The conductor, Domingo Hindoyan, is a new name to me. This momentarily caused me a slight hesitation after my recent experience with a CD from another new name on the podium, Alessandro Crudele with the LPO, who was less than inspiring (or promising) on his Respighi collection for Linn Records. However, I was thrilled to hear that Hindoyan is in another league altogether, and memories of the bland Crudele faded away.
Two observations came immediately to mind as I began listening to Hindoyan’s Jeux (Debussy) followed by La Peri (Dukas).

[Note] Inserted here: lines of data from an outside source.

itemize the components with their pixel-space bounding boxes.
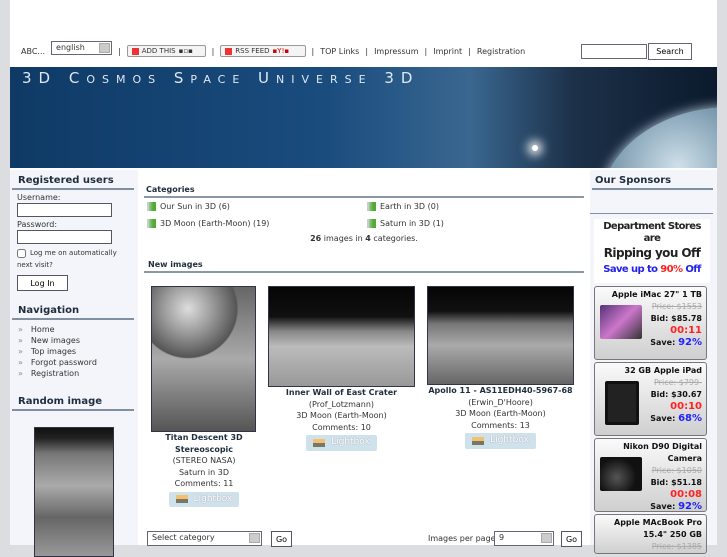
rss-feed-button[interactable]: RSS FEED ▪Y!▪ [220,45,306,57]
image-thumbnail-titan[interactable] [151,286,256,432]
image-caption-apollo: Apollo 11 - AS11EDH40-5967-68 (Erwin_D'H… [420,385,581,449]
search-button[interactable]: Search [648,43,692,60]
image-caption-titan: Titan Descent 3D Stereoscopic (STEREO NA… [140,432,268,507]
right-sidebar: Our Sponsors Department Stores are Rippi… [590,170,717,554]
image-caption-crater: Inner Wall of East Crater (Prof_Lotzmann… [260,387,423,451]
addthis-icon [131,47,139,55]
image-thumbnail-crater[interactable] [268,286,415,387]
nav-new-images[interactable]: » New images [10,335,138,346]
banner: 3D Cosmos Space Universe 3D [10,67,717,168]
category-moon[interactable]: 3D Moon (Earth-Moon) (19) [147,219,269,228]
password-label: Password: [17,220,58,229]
planet-image [600,107,717,168]
image-title[interactable]: Titan Descent 3D Stereoscopic [165,433,242,454]
lightbox-icon [313,438,326,447]
lightbox-icon [175,495,188,504]
chevron-down-icon [99,43,111,53]
page: ABC... english | ADD THIS ▪▫▪ | RSS FEED ▪… [10,0,717,557]
folder-icon [367,202,376,211]
sponsors-heading: Our Sponsors [592,170,713,190]
navigation-heading: Navigation [12,300,134,320]
username-label: Username: [17,193,61,202]
sponsor-ad-banner[interactable]: Department Stores are Ripping you Off Sa… [594,219,710,283]
registration-link[interactable]: Registration [477,47,525,56]
images-per-page-label: Images per page: [428,534,499,543]
lightbox-button[interactable]: Lightbox [168,491,240,507]
images-per-page-select[interactable]: 9 [494,531,554,546]
language-select[interactable]: english [51,41,113,55]
auto-login-label: Log me on automatically next visit? [17,249,117,269]
chevron-down-icon [541,533,552,543]
lightbox-icon [472,436,485,445]
sponsor-ad-imac[interactable]: Apple iMac 27" 1 TB Price: $1553 Bid: $85.… [594,286,707,360]
image-thumbnail-apollo[interactable] [427,286,574,385]
nav-home[interactable]: » Home [10,324,138,335]
category-earth[interactable]: Earth in 3D (0) [367,202,439,211]
top-links-link[interactable]: TOP Links [320,47,359,56]
username-field[interactable] [17,203,112,217]
sponsor-ad-ipad[interactable]: 32 GB Apple iPad Price: $799- Bid: $30.67 0… [594,362,707,436]
impressum-link[interactable]: Impressum [374,47,418,56]
category-saturn[interactable]: Saturn in 3D (1) [367,219,444,228]
top-bar: ABC... english | ADD THIS ▪▫▪ | RSS FEED ▪… [10,0,717,67]
password-field[interactable] [17,230,112,244]
folder-icon [367,219,376,228]
addthis-button[interactable]: ADD THIS ▪▫▪ [126,45,206,57]
lightbox-button[interactable]: Lightbox [306,435,377,451]
new-images-heading: New images [144,246,584,273]
category-select[interactable]: Select category [147,531,262,546]
sponsor-ad-nikon[interactable]: Nikon D90 Digital Camera Price: $1050 Bid:… [594,438,707,512]
left-sidebar: Registered users Username: Password: Log… [10,170,138,557]
star-image [532,145,538,151]
category-summary: 26 images in 4 categories. [310,234,418,243]
categories-heading: Categories [144,170,584,198]
category-our-sun[interactable]: Our Sun in 3D (6) [147,202,230,211]
site-title: 3D Cosmos Space Universe 3D [22,69,420,87]
login-button[interactable]: Log In [17,275,68,291]
main-content: Categories Our Sun in 3D (6) Earth in 3D… [140,170,588,547]
nav-registration[interactable]: » Registration [10,368,138,379]
folder-icon [147,202,156,211]
sponsor-ad-macbook[interactable]: Apple MAcBook Pro 15.4" 250 GB Price: $13… [594,514,707,554]
chevron-down-icon [249,533,260,543]
auto-login-checkbox[interactable] [17,248,26,258]
random-image-heading: Random image [12,391,134,411]
imprint-link[interactable]: Imprint [433,47,462,56]
abc-link[interactable]: ABC... [21,47,45,56]
lightbox-button[interactable]: Lightbox [465,433,536,449]
folder-icon [147,219,156,228]
nav-forgot-password[interactable]: » Forgot password [10,357,138,368]
nav-top-images[interactable]: » Top images [10,346,138,357]
random-image-thumbnail[interactable] [34,427,114,557]
registered-users-heading: Registered users [12,170,134,190]
search-input[interactable] [581,44,647,59]
rss-icon [225,47,233,55]
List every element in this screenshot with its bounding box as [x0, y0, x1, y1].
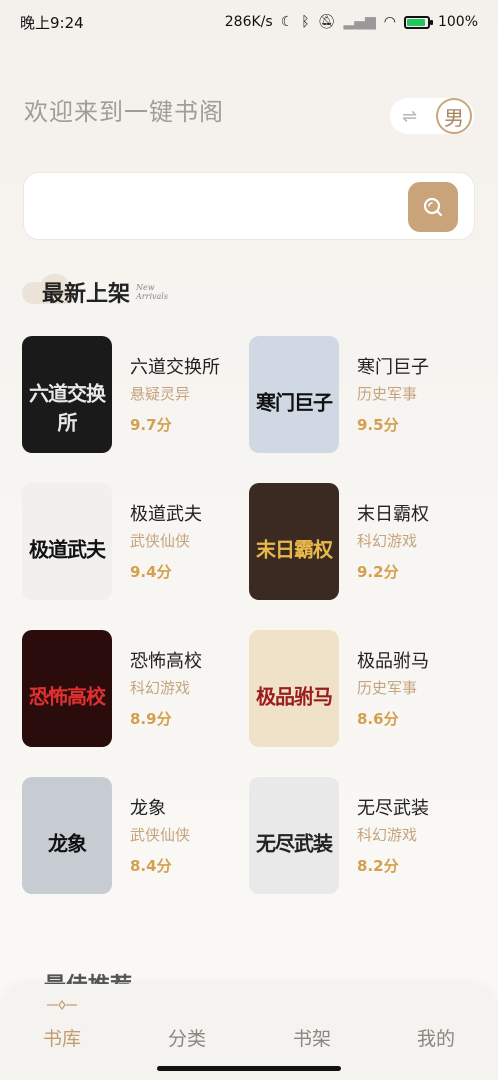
welcome-title: 欢迎来到一键书阁	[24, 98, 224, 126]
book-item[interactable]: 六道交换所 六道交换所 悬疑灵异 9.7分	[22, 336, 248, 454]
book-cover-title: 末日霸权	[256, 536, 333, 561]
book-cover[interactable]: 无尽武装	[249, 777, 339, 894]
book-cover-title: 六道交换所	[29, 381, 106, 435]
book-genre: 科幻游戏	[357, 532, 418, 550]
book-cover-title: 龙象	[48, 830, 87, 855]
home-indicator	[157, 1066, 341, 1071]
book-genre: 科幻游戏	[130, 679, 191, 697]
book-cover[interactable]: 极品驸马	[249, 630, 339, 747]
book-item[interactable]: 极道武夫 极道武夫 武侠仙侠 9.4分	[22, 483, 248, 601]
book-score: 9.5分	[357, 416, 399, 434]
book-title[interactable]: 六道交换所	[130, 353, 220, 379]
book-score: 9.7分	[130, 416, 172, 434]
status-bar: 晚上9:24 286K/s ☾ ᛒ 🔕︎ ▂▄▆ ◠ 100%	[0, 0, 498, 44]
bluetooth-icon: ᛒ	[301, 14, 310, 30]
book-item[interactable]: 恐怖高校 恐怖高校 科幻游戏 8.9分	[22, 630, 248, 748]
book-cover[interactable]: 龙象	[22, 777, 112, 894]
tab-profile[interactable]: 我的	[396, 1024, 476, 1051]
book-cover-title: 恐怖高校	[29, 683, 106, 708]
book-genre: 历史军事	[357, 385, 418, 403]
network-speed: 286K/s	[224, 14, 273, 30]
book-cover-title: 寒门巨子	[256, 389, 333, 414]
book-cover-title: 极道武夫	[29, 536, 106, 561]
book-score: 8.9分	[130, 710, 172, 728]
book-score: 8.4分	[130, 857, 172, 875]
signal-icon: ▂▄▆	[343, 14, 376, 30]
tab-bookshelf[interactable]: 书架	[272, 1024, 352, 1051]
book-score: 8.2分	[357, 857, 399, 875]
book-title[interactable]: 极道武夫	[130, 500, 202, 526]
status-icons: 286K/s ☾ ᛒ 🔕︎ ▂▄▆ ◠ 100%	[225, 14, 478, 30]
book-item[interactable]: 极品驸马 极品驸马 历史军事 8.6分	[249, 630, 475, 748]
section-subtitle: New Arrivals	[136, 283, 168, 301]
gender-toggle[interactable]: ⇌ 男	[390, 98, 474, 134]
book-title[interactable]: 末日霸权	[357, 500, 429, 526]
book-title[interactable]: 无尽武装	[357, 794, 429, 820]
book-item[interactable]: 龙象 龙象 武侠仙侠 8.4分	[22, 777, 248, 895]
section-title: 最新上架	[42, 281, 131, 307]
search-icon	[423, 197, 443, 217]
book-score: 9.2分	[357, 563, 399, 581]
status-time: 晚上9:24	[20, 13, 84, 32]
swap-icon: ⇌	[402, 105, 418, 127]
book-cover[interactable]: 极道武夫	[22, 483, 112, 600]
section-subtitle-line1: New	[136, 283, 155, 292]
book-genre: 武侠仙侠	[130, 826, 191, 844]
section-subtitle-line2: Arrivals	[136, 292, 168, 301]
book-item[interactable]: 无尽武装 无尽武装 科幻游戏 8.2分	[249, 777, 475, 895]
search-input[interactable]	[42, 191, 402, 223]
book-title[interactable]: 龙象	[130, 794, 166, 820]
book-genre: 悬疑灵异	[130, 385, 191, 403]
tab-category[interactable]: 分类	[147, 1024, 227, 1051]
moon-icon: ☾	[280, 14, 294, 30]
book-cover[interactable]: 寒门巨子	[249, 336, 339, 453]
book-title[interactable]: 极品驸马	[357, 647, 429, 673]
section-header: 最新上架 New Arrivals	[22, 272, 168, 312]
gender-badge: 男	[436, 98, 472, 134]
mute-bell-icon: 🔕︎	[317, 14, 336, 30]
book-genre: 武侠仙侠	[130, 532, 191, 550]
battery-icon	[403, 15, 433, 29]
search-box	[23, 172, 475, 240]
book-score: 9.4分	[130, 563, 172, 581]
book-cover[interactable]: 末日霸权	[249, 483, 339, 600]
book-title[interactable]: 恐怖高校	[130, 647, 202, 673]
book-cover[interactable]: 恐怖高校	[22, 630, 112, 747]
active-tab-ornament-icon	[47, 1000, 77, 1010]
search-button[interactable]	[408, 182, 458, 232]
tab-library[interactable]: 书库	[22, 1024, 102, 1051]
book-genre: 科幻游戏	[357, 826, 418, 844]
book-cover-title: 无尽武装	[256, 830, 333, 855]
book-item[interactable]: 寒门巨子 寒门巨子 历史军事 9.5分	[249, 336, 475, 454]
book-score: 8.6分	[357, 710, 399, 728]
book-cover[interactable]: 六道交换所	[22, 336, 112, 453]
book-genre: 历史军事	[357, 679, 418, 697]
book-title[interactable]: 寒门巨子	[357, 353, 429, 379]
book-cover-title: 极品驸马	[256, 683, 333, 708]
book-item[interactable]: 末日霸权 末日霸权 科幻游戏 9.2分	[249, 483, 475, 601]
battery-percent: 100%	[437, 14, 478, 30]
wifi-icon: ◠	[383, 14, 396, 30]
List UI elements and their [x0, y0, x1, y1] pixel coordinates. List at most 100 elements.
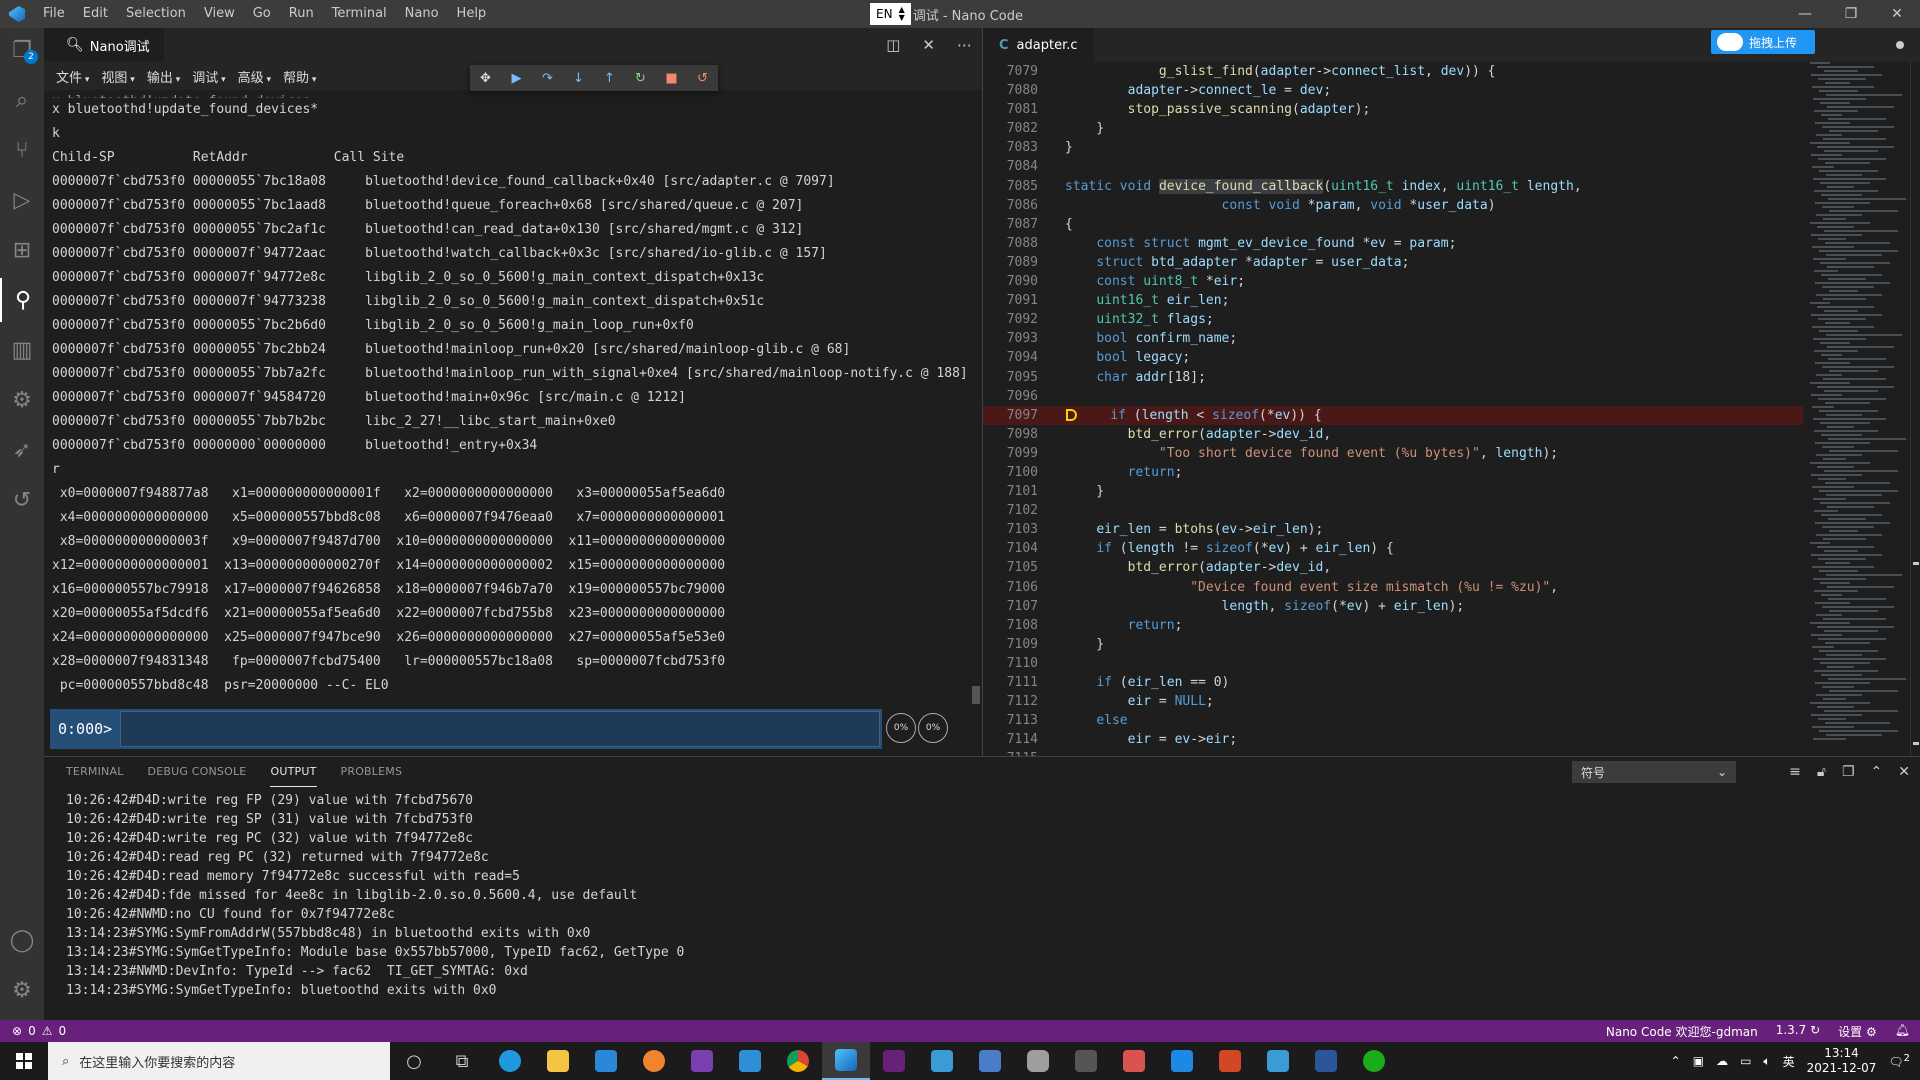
chrome-icon[interactable]: [774, 1042, 822, 1080]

First, this conductor has a natural feel for ballet music. It is superbly dancing, fleet and lifted aloft, making nearly every previous recording of these pieces sound earthbound. And second, his handling of tempos is simply masterful. Over and over, I was pleased to hear no awkward shifts or clunky gear changes, as is so often the case in ballet music. Hindoyan manages the flow of slower sections into faster ones with ease and natural gracefulness. I believe this is accomplished primarily because he never allows the slow passages to sag or become weighed down with too much emotional baggage. Even when the action is relaxed, the music remains vibrant and continues to dance, and thus flows naturally and effortlessly into the faster-moving sections.
A case in point is Debussy’s Jeux, which isn’t easy to bring off. The constant tempo fluctuations and stop-and-start variations in the action can trip up a less-than-attentive conductor. No such problems here though. This piece perfectly illustrates Hindoyan’s skillful command of tempos and his inspirational leadership of this orchestra. And the recorded sound is atmospheric and alluring. This reading is exceptional, comparing favorably to the terrific account from Nott and the more leisurely one from Shui.
Another significant observation brought further gratification: hearing the Royal Liverpool Philharmonic playing with such life, fervor and joy. Hindoyan was appointed chief conductor in 2021, replacing Vasily Petrenko (who has moved on to the Royal Philharmonic Orchestra). And based upon this new recording (his first with the orchestra), Hindoyan has revived this orchestra, infusing it with new levels of vitality and colorful expression. He elicits far more life from this orchestra than Petrenko managed in his recent trio of Stravinsky recordings (also for Onyx), which were well-played but too careful and curiously devoid of Russian spirit. Gone is the fine-toned, homogenous anonymity which he insisted upon – yawn. I am thrilled that the orchestra once again has character.
The Dukas ballet is also expertly done here, dancing along with charm and delight, with attractive forward momentum. And with lovely, silky strings – which is not easy to achieve when Dukas scores them multi-divisi way up in the very highest register, which can thin them out to the point of glassiness if one isn’t careful. Not so here.
Only Roussel’s Bacchus et Ariane Suite seemed ever so slightly less inspired. But not by much. It is not quite as well recorded either. The acoustic loses a bit of the lovely spaciousness heard in the Debussy and takes on a bit of thickness in climaxes. I was not surprised to learn from the booklet that each of these pieces was recorded at different times – combining live concerts with studio sessions. I suspect the Roussel was recorded in the studio rather than before a live audience, as it doesn’t sound quite as spontaneous. However, drama and variety of characterization are highlights, as are Hindoyan’s gifts for bringing out interesting inner details, such as some wonderful string glissandi which normally go unnoticed. It’s a real pity the 1st Suite wasn’t included as well.
What is included, however, is the ubiquitous Prelude to the Afternoon of a Faun (Debussy), filling up the disc to a generous 68+ minutes. However, its inclusion here is disappointingly mundane among its adventurous companions. Further, I found the reading to be rather ordinary in comparison with the rest. It would have been infinitely more interesting, rewarding and invaluable to have the entire Bacchus et Ariane ballet instead.
Now to the recorded sound. After the lackluster sound Onyx dutifully produced for Petrenko, I was delighted to hear a more open, spacious and alive-sounding acoustic for much of this program. And more color and sheer power from the orchestra as well. However, it’s not the most sumptuous – typical of the Onyx “house sound”. But it’s noticeably warmer and more dimensional than many of their previous recordings in Liverpool. Most impressive, though, is the clarity of inner details and crisp articulation which this fine conductor revels in. And I was pleased to hear the strings carry the day with somewhat more authority than usual. The brass are placed further back in the soundstage and held in check until those moments of utmost necessity when they burst forth, delivering drama and power aplenty. All the while, their golden tone is absolutely perfect for this music. And in the Fanfare to La Peri, they play with impressive bite and incisive articulation too. Only during the most climactic passages in Bacchus does the acoustic become just a bit claustrophobic.
In sum, this is a fabulous debut recording of a conductor at the helm of his new orchestra. In just one season, he has already fostered a sense of life and musical involvement from this orchestra which I’ve not heard from them (on record) in a long while. I must reiterate what I wrote at the top in my introduction – this is ballet music! It positively dances and sparkles with vitality from beginning to end. It’s nearly impossible to sit still while listening to it.